SAN FRANCISCO, Calif. (Christian Examiner) -- A lot can happen in three days. That's the reality for California photography duo Nang and Chris Mai of Urloved Photography after a same-sex couple targeted their family business because of their personal beliefs. Now the Mais are walking away from the lucrative wedding industry instead of trying to navigate the murky waters of same-sex unions that embroil their artistic profession.
According to the San Francisco Chronicle, the San Rafael husband and wife team came under fire when they referred two homosexual men to another photography company to capture images of their pending nuptials.
"We genuinely felt referring this couple to a photographer who does share their personal beliefs would provide them with the best service for their special day," read a statement on the Urloved website.
But the attempt to communicate "their artistic passion for excellence" to the gay couple was misinterpreted, according to Charisma news. T.J. Kelsall of San Francisco posted a comment on the company's Facebook page claiming the duo had declined to photograph him and his partner, Thai Lam.
"Great shots but this company denied me and my fiance, a same-sex couple, from their services. Stand up and say something about it," he wrote Nov. 4 on the company's now defunct Facebook page.
The Urloved photographers said they were overwhelmed by negative messages and phone calls. In the end it took just three days for adversaries to shut down the services of the established photography business. On Nov. 7, the San Francisco couple told supporters via Facebook.
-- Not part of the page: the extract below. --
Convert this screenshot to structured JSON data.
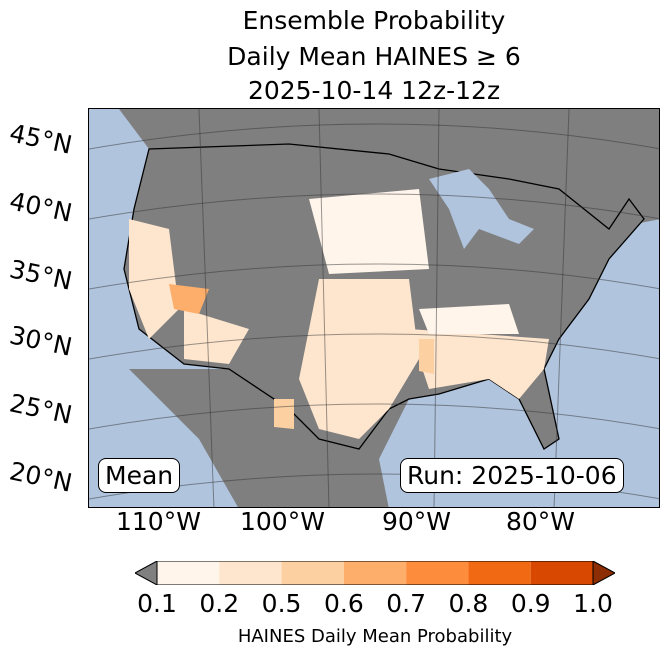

"We have been flooded with hate calls, e-mails and accusations that inaccurately depict our business," the couple wrote in their official statement. "On top of that, we have come to a difficult decision that we will no longer be in the wedding photography business. We are grateful for this experience as it has caused us to think about how our personal beliefs intersect with our business practices."
It is unclear if the couple will continue to pursue senior portraiture and lifestyle photography, two separate services their website indicated they also provide.
The California's Unruh Civil Rights Act requires businesses to provide all persons "full and equal accommodations, advantages, facilities, privileges, or services in all business establishments, including both private and public entities."
Similar legal provisions are increasingly being used to file complaints against businesses that cite religious beliefs for denying services to same-sex couples.